12 setembro 2017

Dos comboios e das camionetas

Tenho fases na minha vida: vão, vêm, ficam mais tempo, saem de repente, inquietam-me ou suscitam-me a nostalgia, a tal felicidade de estar triste. A fase que mais permanece, que teima em não ir embora, não obstante eu a não desejar, é o excesso ponderal. Tal como o anúncio do toyota (parece-me) veio para ficar. 

Desenvolvo dentro de mim uma fase diferente, quase a roçar a obsessão: a de ir à América do Sul e fazer lá uma parte da viagem de comboio ou de camioneta. A esse propósito, até já tenho prevista uma conversa com uma jovem rapariga que, acompanhada de uma amiga, de uma mochila e de muita aventura, andou dois meses por esse continente. Obviamente que tomarei em consideração algum conforto, alguma segurança, alguma higiene. Mas a ideia desta aventura (que não é mais do que a procura de um tempo perdido) vai crescendo dentro de mim com alguma perigosidade. 2019, se a vida me der estabilidade nas suas várias vertentes, porque para 2018 já tenho outros planos.

Um dia destes, falho de imaginação e saudoso daquele tempo, fui ver onde estava naquele momento, mas em 2008, no Zimbabwe. Não só onde estava, mas o que escrevia, o que pensava, qual o meu estado de espírito. Durante 15 minutos entreguei-me a um exercício de rememoração, saudoso de um tempo em que escrevia com uma ligeireza que até a mim me espantava, mas saudoso, também, de uma viagem duradouramente marcante. Nesse mesmo dia, no dia anterior ou no dia seguinte, já não me lembro, alguém me manda um sms: está a dar um programa sobre comboios no Zimbabwe; talvez gostes de ver. Não vi naquela altura, vi depois.
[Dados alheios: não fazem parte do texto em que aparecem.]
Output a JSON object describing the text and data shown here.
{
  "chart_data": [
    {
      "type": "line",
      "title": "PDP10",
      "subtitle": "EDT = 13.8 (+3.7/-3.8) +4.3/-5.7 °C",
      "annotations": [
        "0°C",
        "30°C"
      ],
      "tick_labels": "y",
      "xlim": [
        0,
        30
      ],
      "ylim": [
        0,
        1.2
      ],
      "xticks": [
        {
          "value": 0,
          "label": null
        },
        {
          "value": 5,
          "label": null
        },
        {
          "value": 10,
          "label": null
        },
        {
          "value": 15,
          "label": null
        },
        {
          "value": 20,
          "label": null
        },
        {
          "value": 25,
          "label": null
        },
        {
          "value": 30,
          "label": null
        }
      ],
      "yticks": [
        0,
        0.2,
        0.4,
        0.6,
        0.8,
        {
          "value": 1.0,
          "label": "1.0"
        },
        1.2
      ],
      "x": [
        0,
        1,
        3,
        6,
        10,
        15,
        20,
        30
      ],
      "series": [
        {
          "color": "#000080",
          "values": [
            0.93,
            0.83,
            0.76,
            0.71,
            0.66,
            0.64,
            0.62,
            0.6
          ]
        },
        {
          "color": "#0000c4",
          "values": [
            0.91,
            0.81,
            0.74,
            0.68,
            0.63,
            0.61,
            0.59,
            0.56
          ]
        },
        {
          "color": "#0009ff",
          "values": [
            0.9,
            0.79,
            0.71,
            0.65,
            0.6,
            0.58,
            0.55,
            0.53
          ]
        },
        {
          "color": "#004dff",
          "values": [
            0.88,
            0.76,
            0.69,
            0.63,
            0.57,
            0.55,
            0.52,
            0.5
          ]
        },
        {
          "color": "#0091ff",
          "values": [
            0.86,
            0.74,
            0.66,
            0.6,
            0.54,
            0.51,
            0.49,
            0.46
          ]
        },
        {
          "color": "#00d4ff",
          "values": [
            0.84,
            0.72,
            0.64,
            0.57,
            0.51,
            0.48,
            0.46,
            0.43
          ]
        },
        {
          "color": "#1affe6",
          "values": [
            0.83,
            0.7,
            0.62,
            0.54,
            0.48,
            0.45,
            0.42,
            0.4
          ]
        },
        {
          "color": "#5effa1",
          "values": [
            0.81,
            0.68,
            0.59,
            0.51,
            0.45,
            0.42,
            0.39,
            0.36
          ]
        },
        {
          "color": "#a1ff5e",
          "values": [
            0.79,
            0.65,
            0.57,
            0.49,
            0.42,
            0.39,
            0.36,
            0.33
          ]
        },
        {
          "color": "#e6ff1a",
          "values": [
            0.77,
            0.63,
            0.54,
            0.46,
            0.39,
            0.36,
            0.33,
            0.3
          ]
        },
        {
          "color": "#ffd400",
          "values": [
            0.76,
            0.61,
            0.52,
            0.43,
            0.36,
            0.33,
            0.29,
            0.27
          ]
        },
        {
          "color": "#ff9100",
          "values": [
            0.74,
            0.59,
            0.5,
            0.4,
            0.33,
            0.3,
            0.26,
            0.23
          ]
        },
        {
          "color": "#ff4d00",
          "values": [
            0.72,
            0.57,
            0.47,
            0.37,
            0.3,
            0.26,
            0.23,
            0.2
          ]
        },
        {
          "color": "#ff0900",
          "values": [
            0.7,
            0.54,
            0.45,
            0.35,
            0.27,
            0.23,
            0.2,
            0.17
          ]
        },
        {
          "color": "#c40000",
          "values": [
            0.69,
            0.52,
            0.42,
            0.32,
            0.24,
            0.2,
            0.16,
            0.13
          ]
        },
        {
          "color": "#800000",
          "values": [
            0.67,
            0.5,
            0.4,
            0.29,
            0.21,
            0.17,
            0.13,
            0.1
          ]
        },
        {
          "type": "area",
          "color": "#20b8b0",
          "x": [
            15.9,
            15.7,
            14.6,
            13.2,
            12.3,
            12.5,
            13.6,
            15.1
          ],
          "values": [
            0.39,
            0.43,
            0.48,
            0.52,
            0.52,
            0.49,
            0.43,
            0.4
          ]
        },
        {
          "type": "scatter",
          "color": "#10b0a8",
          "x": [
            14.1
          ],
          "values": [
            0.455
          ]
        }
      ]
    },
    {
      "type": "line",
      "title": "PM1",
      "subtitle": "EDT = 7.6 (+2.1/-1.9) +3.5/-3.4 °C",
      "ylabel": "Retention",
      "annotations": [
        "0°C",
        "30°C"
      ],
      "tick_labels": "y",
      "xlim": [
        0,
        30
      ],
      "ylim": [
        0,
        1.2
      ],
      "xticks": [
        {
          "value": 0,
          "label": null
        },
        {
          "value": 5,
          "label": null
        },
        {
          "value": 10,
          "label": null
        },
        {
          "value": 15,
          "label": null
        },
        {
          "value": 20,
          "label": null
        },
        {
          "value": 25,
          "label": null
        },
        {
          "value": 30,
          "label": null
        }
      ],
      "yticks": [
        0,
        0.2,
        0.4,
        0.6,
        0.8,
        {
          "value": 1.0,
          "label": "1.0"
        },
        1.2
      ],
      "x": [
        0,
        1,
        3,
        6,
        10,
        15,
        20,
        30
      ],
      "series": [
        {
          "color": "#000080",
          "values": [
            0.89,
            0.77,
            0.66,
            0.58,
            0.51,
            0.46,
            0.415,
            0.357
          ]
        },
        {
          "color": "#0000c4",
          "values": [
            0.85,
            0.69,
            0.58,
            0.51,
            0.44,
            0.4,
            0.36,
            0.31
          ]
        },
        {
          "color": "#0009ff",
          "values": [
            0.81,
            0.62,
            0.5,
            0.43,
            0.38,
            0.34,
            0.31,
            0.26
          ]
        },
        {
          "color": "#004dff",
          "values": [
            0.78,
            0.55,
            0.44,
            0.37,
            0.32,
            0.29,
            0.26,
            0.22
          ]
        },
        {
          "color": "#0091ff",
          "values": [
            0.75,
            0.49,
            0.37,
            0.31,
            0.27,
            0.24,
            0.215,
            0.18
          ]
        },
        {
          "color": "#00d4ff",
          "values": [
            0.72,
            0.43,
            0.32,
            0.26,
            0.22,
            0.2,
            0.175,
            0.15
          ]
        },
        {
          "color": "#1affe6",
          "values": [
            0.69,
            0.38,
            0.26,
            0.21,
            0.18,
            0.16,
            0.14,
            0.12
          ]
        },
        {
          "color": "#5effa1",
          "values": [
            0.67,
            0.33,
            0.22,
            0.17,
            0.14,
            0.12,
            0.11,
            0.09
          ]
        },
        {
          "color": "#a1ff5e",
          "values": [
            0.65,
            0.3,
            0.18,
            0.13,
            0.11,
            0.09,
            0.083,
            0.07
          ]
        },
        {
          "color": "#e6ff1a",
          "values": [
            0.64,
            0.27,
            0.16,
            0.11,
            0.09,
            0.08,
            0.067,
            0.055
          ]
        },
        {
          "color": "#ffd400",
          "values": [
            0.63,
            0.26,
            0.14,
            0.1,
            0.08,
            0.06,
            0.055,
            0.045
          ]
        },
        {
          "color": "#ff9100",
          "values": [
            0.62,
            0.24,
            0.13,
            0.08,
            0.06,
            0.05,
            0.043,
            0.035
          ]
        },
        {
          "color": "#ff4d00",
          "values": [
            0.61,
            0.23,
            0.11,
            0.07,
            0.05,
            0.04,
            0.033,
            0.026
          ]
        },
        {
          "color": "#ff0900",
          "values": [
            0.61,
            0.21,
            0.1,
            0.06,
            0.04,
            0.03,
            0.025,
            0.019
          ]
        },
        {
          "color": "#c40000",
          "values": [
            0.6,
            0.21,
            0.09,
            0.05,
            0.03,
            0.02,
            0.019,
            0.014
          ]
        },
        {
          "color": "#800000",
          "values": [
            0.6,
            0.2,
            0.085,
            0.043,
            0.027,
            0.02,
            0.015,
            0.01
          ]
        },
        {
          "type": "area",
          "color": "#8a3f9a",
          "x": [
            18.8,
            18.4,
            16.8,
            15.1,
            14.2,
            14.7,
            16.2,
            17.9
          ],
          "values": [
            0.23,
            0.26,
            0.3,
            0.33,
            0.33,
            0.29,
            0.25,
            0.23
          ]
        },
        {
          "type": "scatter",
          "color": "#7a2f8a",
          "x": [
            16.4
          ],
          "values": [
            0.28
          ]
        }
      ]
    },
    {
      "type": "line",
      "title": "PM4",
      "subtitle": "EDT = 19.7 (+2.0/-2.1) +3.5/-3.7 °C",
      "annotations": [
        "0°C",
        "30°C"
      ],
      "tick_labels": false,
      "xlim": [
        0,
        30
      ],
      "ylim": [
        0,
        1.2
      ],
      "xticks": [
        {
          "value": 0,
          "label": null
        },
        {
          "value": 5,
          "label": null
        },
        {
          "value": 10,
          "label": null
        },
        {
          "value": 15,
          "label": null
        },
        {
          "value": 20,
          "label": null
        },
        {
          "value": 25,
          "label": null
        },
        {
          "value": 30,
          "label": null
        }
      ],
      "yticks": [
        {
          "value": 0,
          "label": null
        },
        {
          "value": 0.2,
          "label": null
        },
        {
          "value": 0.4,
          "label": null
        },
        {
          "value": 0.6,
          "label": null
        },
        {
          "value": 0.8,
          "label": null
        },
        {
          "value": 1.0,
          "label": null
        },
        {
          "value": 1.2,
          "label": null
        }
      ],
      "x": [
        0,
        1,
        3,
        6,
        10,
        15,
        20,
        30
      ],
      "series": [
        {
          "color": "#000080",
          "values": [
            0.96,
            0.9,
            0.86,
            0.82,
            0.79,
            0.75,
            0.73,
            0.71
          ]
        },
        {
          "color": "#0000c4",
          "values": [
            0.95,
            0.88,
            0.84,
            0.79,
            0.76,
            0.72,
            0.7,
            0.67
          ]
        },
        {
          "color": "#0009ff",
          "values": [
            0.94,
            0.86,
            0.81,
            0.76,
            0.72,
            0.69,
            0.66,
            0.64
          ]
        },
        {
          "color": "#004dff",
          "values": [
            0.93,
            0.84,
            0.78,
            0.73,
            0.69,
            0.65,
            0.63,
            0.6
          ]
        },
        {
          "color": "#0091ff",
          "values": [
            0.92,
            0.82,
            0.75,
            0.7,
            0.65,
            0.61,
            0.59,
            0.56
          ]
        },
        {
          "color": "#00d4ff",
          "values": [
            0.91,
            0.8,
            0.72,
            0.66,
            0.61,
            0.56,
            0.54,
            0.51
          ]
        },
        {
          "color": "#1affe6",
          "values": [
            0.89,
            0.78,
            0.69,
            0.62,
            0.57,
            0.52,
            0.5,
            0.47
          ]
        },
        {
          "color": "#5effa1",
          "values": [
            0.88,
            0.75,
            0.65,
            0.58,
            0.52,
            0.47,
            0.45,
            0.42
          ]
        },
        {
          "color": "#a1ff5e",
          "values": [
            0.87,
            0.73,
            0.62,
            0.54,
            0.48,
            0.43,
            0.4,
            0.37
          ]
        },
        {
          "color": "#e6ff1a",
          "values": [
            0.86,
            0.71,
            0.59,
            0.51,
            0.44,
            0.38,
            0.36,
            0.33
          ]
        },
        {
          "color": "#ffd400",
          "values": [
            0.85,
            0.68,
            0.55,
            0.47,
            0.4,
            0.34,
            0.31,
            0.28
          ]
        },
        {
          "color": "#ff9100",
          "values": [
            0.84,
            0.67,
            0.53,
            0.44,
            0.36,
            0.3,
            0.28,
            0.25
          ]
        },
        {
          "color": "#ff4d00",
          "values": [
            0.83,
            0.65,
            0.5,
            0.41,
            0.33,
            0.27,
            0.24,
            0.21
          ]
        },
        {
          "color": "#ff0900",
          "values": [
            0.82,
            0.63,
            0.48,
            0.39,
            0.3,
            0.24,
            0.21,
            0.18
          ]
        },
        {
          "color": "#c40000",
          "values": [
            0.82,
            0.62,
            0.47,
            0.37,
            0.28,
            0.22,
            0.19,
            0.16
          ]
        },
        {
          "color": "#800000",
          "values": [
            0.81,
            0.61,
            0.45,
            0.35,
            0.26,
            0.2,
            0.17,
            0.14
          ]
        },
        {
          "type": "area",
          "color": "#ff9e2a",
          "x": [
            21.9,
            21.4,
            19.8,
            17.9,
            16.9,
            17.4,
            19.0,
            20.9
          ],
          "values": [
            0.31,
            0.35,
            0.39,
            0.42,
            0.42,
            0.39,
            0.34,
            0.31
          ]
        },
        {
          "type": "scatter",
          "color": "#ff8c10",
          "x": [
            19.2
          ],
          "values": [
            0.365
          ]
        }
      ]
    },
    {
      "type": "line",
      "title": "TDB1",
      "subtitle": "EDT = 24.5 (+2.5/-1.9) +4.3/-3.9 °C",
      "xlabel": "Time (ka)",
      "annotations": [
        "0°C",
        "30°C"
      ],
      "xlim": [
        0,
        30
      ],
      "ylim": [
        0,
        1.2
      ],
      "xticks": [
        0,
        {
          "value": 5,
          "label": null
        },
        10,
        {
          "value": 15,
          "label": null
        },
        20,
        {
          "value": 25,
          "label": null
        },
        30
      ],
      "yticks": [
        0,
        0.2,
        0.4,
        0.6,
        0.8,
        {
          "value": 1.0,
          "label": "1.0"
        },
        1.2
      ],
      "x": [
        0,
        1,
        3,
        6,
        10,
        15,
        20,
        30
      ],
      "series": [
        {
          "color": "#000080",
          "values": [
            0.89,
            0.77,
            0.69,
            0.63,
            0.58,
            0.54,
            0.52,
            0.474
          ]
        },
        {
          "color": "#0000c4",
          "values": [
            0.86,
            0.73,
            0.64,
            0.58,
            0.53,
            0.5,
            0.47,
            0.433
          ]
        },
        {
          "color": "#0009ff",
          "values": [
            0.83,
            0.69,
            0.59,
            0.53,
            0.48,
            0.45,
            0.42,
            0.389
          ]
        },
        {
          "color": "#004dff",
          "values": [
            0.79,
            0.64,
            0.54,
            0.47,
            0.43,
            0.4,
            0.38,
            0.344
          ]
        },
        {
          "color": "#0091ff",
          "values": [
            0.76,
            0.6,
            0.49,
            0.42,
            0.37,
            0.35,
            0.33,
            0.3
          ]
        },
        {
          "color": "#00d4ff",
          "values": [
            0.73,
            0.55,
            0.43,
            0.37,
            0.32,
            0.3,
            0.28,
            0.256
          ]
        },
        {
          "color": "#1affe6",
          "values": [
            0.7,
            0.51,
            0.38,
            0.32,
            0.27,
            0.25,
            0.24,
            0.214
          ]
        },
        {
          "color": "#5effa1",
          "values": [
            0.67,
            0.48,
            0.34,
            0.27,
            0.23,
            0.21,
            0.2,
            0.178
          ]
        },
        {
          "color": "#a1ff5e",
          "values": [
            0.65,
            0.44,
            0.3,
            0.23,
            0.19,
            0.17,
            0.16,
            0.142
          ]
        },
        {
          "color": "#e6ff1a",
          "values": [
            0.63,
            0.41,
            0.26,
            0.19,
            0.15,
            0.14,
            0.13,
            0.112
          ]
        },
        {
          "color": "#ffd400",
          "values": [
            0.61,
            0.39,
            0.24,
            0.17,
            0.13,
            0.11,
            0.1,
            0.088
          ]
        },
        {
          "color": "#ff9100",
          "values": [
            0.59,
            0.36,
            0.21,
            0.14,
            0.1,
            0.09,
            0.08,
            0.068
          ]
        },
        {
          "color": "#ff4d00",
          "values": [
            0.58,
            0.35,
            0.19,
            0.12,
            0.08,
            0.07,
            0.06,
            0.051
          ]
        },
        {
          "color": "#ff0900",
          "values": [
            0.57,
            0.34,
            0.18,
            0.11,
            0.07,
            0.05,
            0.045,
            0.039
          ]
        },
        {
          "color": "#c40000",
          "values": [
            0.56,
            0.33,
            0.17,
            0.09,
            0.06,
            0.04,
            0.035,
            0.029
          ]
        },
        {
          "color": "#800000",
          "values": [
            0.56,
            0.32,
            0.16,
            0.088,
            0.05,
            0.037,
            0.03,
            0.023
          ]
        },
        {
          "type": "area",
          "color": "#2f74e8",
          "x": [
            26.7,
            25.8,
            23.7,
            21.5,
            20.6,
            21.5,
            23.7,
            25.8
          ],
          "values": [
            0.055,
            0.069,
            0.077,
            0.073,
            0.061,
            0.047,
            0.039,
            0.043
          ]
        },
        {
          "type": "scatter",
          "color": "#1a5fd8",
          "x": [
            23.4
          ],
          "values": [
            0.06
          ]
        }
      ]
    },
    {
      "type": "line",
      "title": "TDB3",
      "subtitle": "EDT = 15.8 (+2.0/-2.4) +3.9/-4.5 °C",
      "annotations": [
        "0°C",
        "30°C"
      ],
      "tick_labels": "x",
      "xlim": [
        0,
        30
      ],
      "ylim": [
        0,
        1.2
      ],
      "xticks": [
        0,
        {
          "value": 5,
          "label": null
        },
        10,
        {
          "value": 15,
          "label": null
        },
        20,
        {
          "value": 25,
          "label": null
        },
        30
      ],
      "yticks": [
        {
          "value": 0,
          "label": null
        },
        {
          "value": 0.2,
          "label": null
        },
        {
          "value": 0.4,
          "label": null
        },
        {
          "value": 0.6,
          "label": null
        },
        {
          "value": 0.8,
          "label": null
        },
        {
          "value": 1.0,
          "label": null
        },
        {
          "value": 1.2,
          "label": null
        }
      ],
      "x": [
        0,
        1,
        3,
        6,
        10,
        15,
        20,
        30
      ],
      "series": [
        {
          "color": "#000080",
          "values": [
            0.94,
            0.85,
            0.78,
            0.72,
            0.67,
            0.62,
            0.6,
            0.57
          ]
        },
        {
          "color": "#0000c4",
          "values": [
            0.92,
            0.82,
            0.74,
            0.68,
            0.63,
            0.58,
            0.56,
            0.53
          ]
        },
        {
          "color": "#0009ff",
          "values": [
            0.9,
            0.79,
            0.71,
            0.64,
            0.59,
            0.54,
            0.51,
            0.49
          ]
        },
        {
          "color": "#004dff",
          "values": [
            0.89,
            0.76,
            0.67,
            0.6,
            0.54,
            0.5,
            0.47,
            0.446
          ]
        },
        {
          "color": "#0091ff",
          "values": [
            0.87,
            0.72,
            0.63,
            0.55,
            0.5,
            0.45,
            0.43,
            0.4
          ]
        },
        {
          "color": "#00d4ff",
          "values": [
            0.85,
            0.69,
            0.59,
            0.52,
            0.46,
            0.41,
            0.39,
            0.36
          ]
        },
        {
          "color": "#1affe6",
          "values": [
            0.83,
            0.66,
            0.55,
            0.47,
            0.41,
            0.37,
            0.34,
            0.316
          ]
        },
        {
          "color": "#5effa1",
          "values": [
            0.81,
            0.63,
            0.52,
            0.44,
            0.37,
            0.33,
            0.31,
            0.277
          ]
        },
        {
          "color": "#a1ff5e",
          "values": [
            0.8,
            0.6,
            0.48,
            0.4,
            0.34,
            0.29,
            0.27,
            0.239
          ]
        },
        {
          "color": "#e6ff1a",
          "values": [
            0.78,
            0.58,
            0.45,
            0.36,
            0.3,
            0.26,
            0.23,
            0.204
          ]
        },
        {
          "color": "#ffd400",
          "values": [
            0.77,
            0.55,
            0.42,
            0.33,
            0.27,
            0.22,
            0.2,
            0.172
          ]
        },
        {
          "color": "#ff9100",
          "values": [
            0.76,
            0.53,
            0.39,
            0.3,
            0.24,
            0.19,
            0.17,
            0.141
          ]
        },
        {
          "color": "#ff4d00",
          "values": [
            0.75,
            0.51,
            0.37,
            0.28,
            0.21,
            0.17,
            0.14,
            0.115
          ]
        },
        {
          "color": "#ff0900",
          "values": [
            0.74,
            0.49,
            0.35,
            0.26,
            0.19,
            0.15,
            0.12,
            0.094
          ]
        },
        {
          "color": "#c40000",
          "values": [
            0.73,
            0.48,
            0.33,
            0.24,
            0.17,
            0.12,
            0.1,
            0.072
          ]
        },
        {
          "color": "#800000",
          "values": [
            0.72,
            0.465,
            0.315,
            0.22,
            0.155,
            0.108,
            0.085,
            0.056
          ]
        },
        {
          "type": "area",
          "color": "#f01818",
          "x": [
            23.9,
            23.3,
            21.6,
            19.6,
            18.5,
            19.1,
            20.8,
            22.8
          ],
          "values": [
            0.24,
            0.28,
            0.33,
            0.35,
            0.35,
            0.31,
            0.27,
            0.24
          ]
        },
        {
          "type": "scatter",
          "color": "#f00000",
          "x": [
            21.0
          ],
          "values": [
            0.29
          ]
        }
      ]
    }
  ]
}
Mas vi com os olhos do coração e das lembranças - as pessoas, as cataratas, os apertos de mão prolongados, o silêncio de um comboio a atravessar o silêncio da noite num campo com pouco mais do que palhotas e miséria, a simpatia indígena, o tempo cronológico pela frente que se esgota em poucos entretenimentos, a não ser a atenção aos outros.

Não viajei no comboio que atravessa o Zimbabwe e que chega às cataratas; visitei-as burguesmente de avião, o que não me impediu de fixar o ar húmido e minado de gotículas, a beleza estonteante daquele local que põe as cataratas do Niagara na segunda divisão. 

Entre aquela viagem e a ideia de uma camioneta na América do Sul o conjunto intersecção não é vazio. Não há, para esse efeito, diferença entre Harare e Bogotá, entre o campo zimbabueano ou uma feira em Lima - tudo se resume à lentidão com que se observa o mundo em redor, e o que isso nos diz das pessoas, do mundo, de nós próprios.